Дождь барабанил по тонированным стеклам черного Mercedes G-Class, превращая вечерний город в размытое полотно из света и теней. Артур Волков откинул голову на подголовник из алькантары, пальцами в такт ударам капель отбивая ритм на рулевом колесе, обшитом мягчайшей кожей. Его пальцы – большие, с едва заметными шрамами на костяшках и коротко подстриженными ногтями – казались чуждыми этой роскоши. Они больше привыкли к шершавой ленте приклада, холодной стали оружия или к грубой веревке.
Он ненавидел такие заказы. «Персональная охрана». Это звучало так же противно, как и пахло – деньгами, приправленными паранойей и звездной болезнью. Обычно его агентство «Волк-Сейфти» работало с серьезными вещами: логистические центры, корпоративные переговоры, антикризисный менеджмент. Не с капризными блогерами или актрисами, боящимися папарацци.
Но Егор Сомов был старым знакомым, да и счет, который он выставил за этот «проект», заставил даже Артура присвистнуть про себя. Деньги, конечно, пахли прекрасно.
Навигатор вывел его к цели: заброшенный кирпичный завод на окраине, превращенный в лофт-пространство. «Галерея Сомова». Высокие окна, залитые изнутри теплым светом, выглядели как гигантские аквариумы в мрачной стене прошлого века.
Артур заглушил двигатель, секунду посидел в тишине, слушая, как дождь стихает до мелкой измороси. Он провел ладонью по щетине на щеках, надел темные очки, хотя солнца не было уже часа три. Привычка. Последний щит перед выходом в поле.
Выходя из машины, он автоматически оценил обстановку: три выхода, включая аварийные, плохая освещенность по периметру, кусты, идеальные для засады. «Херовое место для галереи», – констатировал он про себя и тяжелой, уверенной походкой направился к главному входу.

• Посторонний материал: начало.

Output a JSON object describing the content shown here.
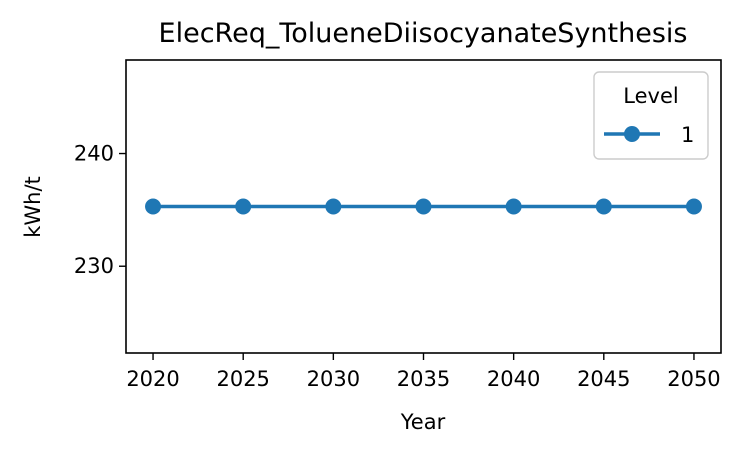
{
  "chart_data": {
    "type": "line",
    "title": "ElecReq_TolueneDiisocyanateSynthesis",
    "xlabel": "Year",
    "ylabel": "kWh/t",
    "x": [
      2020,
      2025,
      2030,
      2035,
      2040,
      2045,
      2050
    ],
    "series": [
      {
        "name": "1",
        "values": [
          235.3,
          235.3,
          235.3,
          235.3,
          235.3,
          235.3,
          235.3
        ],
        "color": "#1f77b4",
        "marker": "circle"
      }
    ],
    "xticks": [
      2020,
      2025,
      2030,
      2035,
      2040,
      2045,
      2050
    ],
    "yticks": [
      230,
      240
    ],
    "xlim": [
      2018.5,
      2051.5
    ],
    "ylim": [
      222.3,
      248.3
    ],
    "grid": false,
    "legend": {
      "title": "Level",
      "placement": "top-right"
    }
  }
}
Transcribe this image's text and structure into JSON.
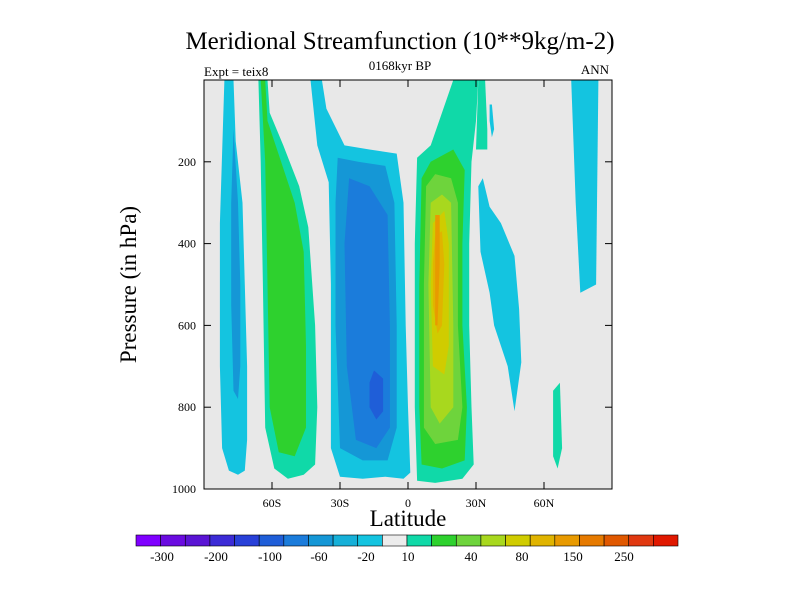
{
  "chart_data": {
    "type": "heatmap",
    "plot": "filled-contour",
    "title": "Meridional Streamfunction (10**9kg/m-2)",
    "subtitle_left": "Expt = teix8",
    "subtitle_center": "0168kyr BP",
    "subtitle_right": "ANN",
    "xlabel": "Latitude",
    "ylabel": "Pressure (in hPa)",
    "xlim": [
      -90,
      90
    ],
    "ylim": [
      1000,
      0
    ],
    "x_ticks": [
      {
        "value": -60,
        "label": "60S"
      },
      {
        "value": -30,
        "label": "30S"
      },
      {
        "value": 0,
        "label": "0"
      },
      {
        "value": 30,
        "label": "30N"
      },
      {
        "value": 60,
        "label": "60N"
      }
    ],
    "y_ticks": [
      {
        "value": 200,
        "label": "200"
      },
      {
        "value": 400,
        "label": "400"
      },
      {
        "value": 600,
        "label": "600"
      },
      {
        "value": 800,
        "label": "800"
      },
      {
        "value": 1000,
        "label": "1000"
      }
    ],
    "background_color": "#e8e8e8",
    "colorbar": {
      "colors": [
        "#7f00ff",
        "#6a0be0",
        "#5a14d4",
        "#3c2bd6",
        "#2840d8",
        "#1f5ed8",
        "#1b7cdb",
        "#1597d6",
        "#16b0d8",
        "#14c4e0",
        "#ececec",
        "#10d9a8",
        "#2ed12e",
        "#6ed43c",
        "#a8d81e",
        "#d0cc00",
        "#e0b400",
        "#e89a00",
        "#e67a00",
        "#e05800",
        "#e03810",
        "#e01800"
      ],
      "labels": [
        "-300",
        "-200",
        "-100",
        "-60",
        "-20",
        "10",
        "40",
        "80",
        "150",
        "250"
      ]
    },
    "regions": [
      {
        "name": "sh-polar-cell",
        "level": -20,
        "color": "#14c4e0",
        "outline": [
          [
            -81,
            0
          ],
          [
            -77,
            0
          ],
          [
            -76,
            150
          ],
          [
            -73,
            300
          ],
          [
            -72,
            500
          ],
          [
            -71,
            700
          ],
          [
            -71,
            880
          ],
          [
            -72,
            955
          ],
          [
            -75,
            965
          ],
          [
            -79,
            955
          ],
          [
            -82,
            900
          ],
          [
            -83,
            700
          ],
          [
            -83,
            350
          ]
        ]
      },
      {
        "name": "sh-polar-core",
        "level": -60,
        "color": "#1597d6",
        "outline": [
          [
            -77,
            120
          ],
          [
            -75,
            300
          ],
          [
            -74,
            500
          ],
          [
            -74,
            700
          ],
          [
            -75,
            780
          ],
          [
            -77,
            760
          ],
          [
            -78,
            550
          ],
          [
            -78,
            300
          ]
        ]
      },
      {
        "name": "sh-ferrel-cell",
        "level": 10,
        "color": "#10d9a8",
        "outline": [
          [
            -66,
            0
          ],
          [
            -62,
            0
          ],
          [
            -61,
            80
          ],
          [
            -55,
            160
          ],
          [
            -48,
            260
          ],
          [
            -44,
            360
          ],
          [
            -41,
            600
          ],
          [
            -40,
            800
          ],
          [
            -41,
            940
          ],
          [
            -46,
            965
          ],
          [
            -53,
            975
          ],
          [
            -59,
            950
          ],
          [
            -63,
            850
          ],
          [
            -64,
            500
          ],
          [
            -65,
            200
          ]
        ]
      },
      {
        "name": "sh-ferrel-core",
        "level": 40,
        "color": "#2ed12e",
        "outline": [
          [
            -65,
            0
          ],
          [
            -63,
            0
          ],
          [
            -62,
            100
          ],
          [
            -56,
            200
          ],
          [
            -50,
            300
          ],
          [
            -46,
            420
          ],
          [
            -45,
            650
          ],
          [
            -45,
            850
          ],
          [
            -50,
            920
          ],
          [
            -57,
            910
          ],
          [
            -61,
            800
          ],
          [
            -62,
            500
          ],
          [
            -63,
            200
          ]
        ]
      },
      {
        "name": "sh-hadley-cell",
        "level": -20,
        "color": "#14c4e0",
        "outline": [
          [
            -43,
            0
          ],
          [
            -38,
            0
          ],
          [
            -36,
            70
          ],
          [
            -28,
            160
          ],
          [
            -17,
            170
          ],
          [
            -5,
            180
          ],
          [
            -2,
            300
          ],
          [
            -1,
            600
          ],
          [
            0,
            800
          ],
          [
            1,
            960
          ],
          [
            -2,
            975
          ],
          [
            -10,
            970
          ],
          [
            -20,
            975
          ],
          [
            -30,
            970
          ],
          [
            -34,
            900
          ],
          [
            -34,
            500
          ],
          [
            -35,
            250
          ],
          [
            -40,
            160
          ]
        ]
      },
      {
        "name": "sh-hadley-mid",
        "level": -60,
        "color": "#1597d6",
        "outline": [
          [
            -31,
            190
          ],
          [
            -22,
            200
          ],
          [
            -10,
            210
          ],
          [
            -6,
            300
          ],
          [
            -5,
            600
          ],
          [
            -5,
            850
          ],
          [
            -9,
            930
          ],
          [
            -20,
            930
          ],
          [
            -30,
            900
          ],
          [
            -32,
            600
          ],
          [
            -32,
            300
          ]
        ]
      },
      {
        "name": "sh-hadley-inner",
        "level": -100,
        "color": "#1b7cdb",
        "outline": [
          [
            -26,
            240
          ],
          [
            -17,
            260
          ],
          [
            -9,
            330
          ],
          [
            -8,
            600
          ],
          [
            -8,
            850
          ],
          [
            -14,
            900
          ],
          [
            -23,
            880
          ],
          [
            -27,
            700
          ],
          [
            -28,
            400
          ]
        ]
      },
      {
        "name": "sh-hadley-core",
        "level": -200,
        "color": "#1f5ed8",
        "outline": [
          [
            -15,
            710
          ],
          [
            -11,
            730
          ],
          [
            -11,
            810
          ],
          [
            -14,
            830
          ],
          [
            -17,
            800
          ],
          [
            -17,
            740
          ]
        ]
      },
      {
        "name": "nh-hadley-cell",
        "level": 10,
        "color": "#10d9a8",
        "outline": [
          [
            20,
            0
          ],
          [
            31,
            0
          ],
          [
            30,
            100
          ],
          [
            28,
            200
          ],
          [
            27,
            400
          ],
          [
            27,
            600
          ],
          [
            28,
            800
          ],
          [
            29,
            940
          ],
          [
            24,
            975
          ],
          [
            12,
            985
          ],
          [
            4,
            980
          ],
          [
            3,
            800
          ],
          [
            3,
            400
          ],
          [
            4,
            190
          ],
          [
            10,
            160
          ]
        ]
      },
      {
        "name": "nh-hadley-l40",
        "level": 40,
        "color": "#2ed12e",
        "outline": [
          [
            6,
            240
          ],
          [
            10,
            200
          ],
          [
            20,
            170
          ],
          [
            25,
            220
          ],
          [
            24,
            400
          ],
          [
            24,
            600
          ],
          [
            26,
            800
          ],
          [
            25,
            930
          ],
          [
            15,
            950
          ],
          [
            6,
            940
          ],
          [
            5,
            800
          ],
          [
            5,
            500
          ]
        ]
      },
      {
        "name": "nh-hadley-l80",
        "level": 80,
        "color": "#6ed43c",
        "outline": [
          [
            8,
            260
          ],
          [
            12,
            230
          ],
          [
            19,
            240
          ],
          [
            22,
            300
          ],
          [
            22,
            600
          ],
          [
            24,
            800
          ],
          [
            22,
            880
          ],
          [
            12,
            890
          ],
          [
            7,
            850
          ],
          [
            7,
            500
          ]
        ]
      },
      {
        "name": "nh-hadley-l150",
        "level": 150,
        "color": "#a8d81e",
        "outline": [
          [
            10,
            300
          ],
          [
            15,
            280
          ],
          [
            19,
            300
          ],
          [
            20,
            600
          ],
          [
            20,
            800
          ],
          [
            14,
            840
          ],
          [
            10,
            800
          ],
          [
            9,
            500
          ]
        ]
      },
      {
        "name": "nh-hadley-l200",
        "level": 200,
        "color": "#d0cc00",
        "outline": [
          [
            11,
            350
          ],
          [
            16,
            320
          ],
          [
            18,
            400
          ],
          [
            18,
            650
          ],
          [
            16,
            720
          ],
          [
            11,
            700
          ],
          [
            10,
            500
          ]
        ]
      },
      {
        "name": "nh-hadley-l250",
        "level": 250,
        "color": "#e0b400",
        "outline": [
          [
            12,
            380
          ],
          [
            15,
            370
          ],
          [
            16,
            450
          ],
          [
            15,
            600
          ],
          [
            13,
            620
          ],
          [
            11,
            550
          ],
          [
            11,
            450
          ]
        ]
      },
      {
        "name": "nh-hadley-core",
        "level": 300,
        "color": "#e89a00",
        "outline": [
          [
            12,
            330
          ],
          [
            14,
            330
          ],
          [
            14,
            450
          ],
          [
            13,
            600
          ],
          [
            12,
            600
          ],
          [
            12,
            450
          ]
        ]
      },
      {
        "name": "nh-upper-green",
        "level": 10,
        "color": "#10d9a8",
        "outline": [
          [
            30,
            170
          ],
          [
            31,
            0
          ],
          [
            34,
            0
          ],
          [
            35,
            120
          ],
          [
            35,
            170
          ]
        ]
      },
      {
        "name": "nh-upper-blob",
        "level": -20,
        "color": "#14c4e0",
        "outline": [
          [
            36,
            60
          ],
          [
            37,
            60
          ],
          [
            38,
            120
          ],
          [
            37,
            140
          ],
          [
            36,
            100
          ]
        ]
      },
      {
        "name": "nh-ferrel-cell",
        "level": -20,
        "color": "#14c4e0",
        "outline": [
          [
            31,
            260
          ],
          [
            33,
            240
          ],
          [
            36,
            310
          ],
          [
            41,
            350
          ],
          [
            47,
            430
          ],
          [
            49,
            560
          ],
          [
            50,
            690
          ],
          [
            47,
            810
          ],
          [
            44,
            700
          ],
          [
            38,
            600
          ],
          [
            36,
            520
          ],
          [
            32,
            420
          ]
        ]
      },
      {
        "name": "nh-polar-upper",
        "level": -20,
        "color": "#14c4e0",
        "outline": [
          [
            72,
            0
          ],
          [
            84,
            0
          ],
          [
            83,
            500
          ],
          [
            76,
            520
          ],
          [
            74,
            300
          ]
        ]
      },
      {
        "name": "nh-polar-lower",
        "level": 10,
        "color": "#10d9a8",
        "outline": [
          [
            64,
            760
          ],
          [
            67,
            740
          ],
          [
            68,
            900
          ],
          [
            66,
            950
          ],
          [
            64,
            920
          ]
        ]
      }
    ]
  }
}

Дверь была не заперта. Войдя внутрь, Артур на мгновение застыл, пораженный. Контраст был ошеломляющим.
Снаружи – грязь, запустение, промозглая осень. Внутри – царство грубой силы, облаченное в утонченность. Высоченные потолки с открытыми стальными фермами, кирпичные стены, не тронутые штукатуркой, и бетонный пол, отполированный до зеркального блеска. И на этом индустриальном фоне – взрыв цвета, текстуры и чувственности.
Повсюду висели огромные полотна. Но это были не просто картины. Они были живыми. Сквозь слои краски прорастала стальная проволока, изгибаясь в причудливые, порой болезненные формы. Кое-где к холстам были пришиты куски шелка, бархата, кружева. Они развевались от сквозняка, словно дыша. Скульптуры из обрезков ржавого металла сплетались в объятиях с хрупкими стеклянными формами. Это было красиво, странно и откровенно провокационно.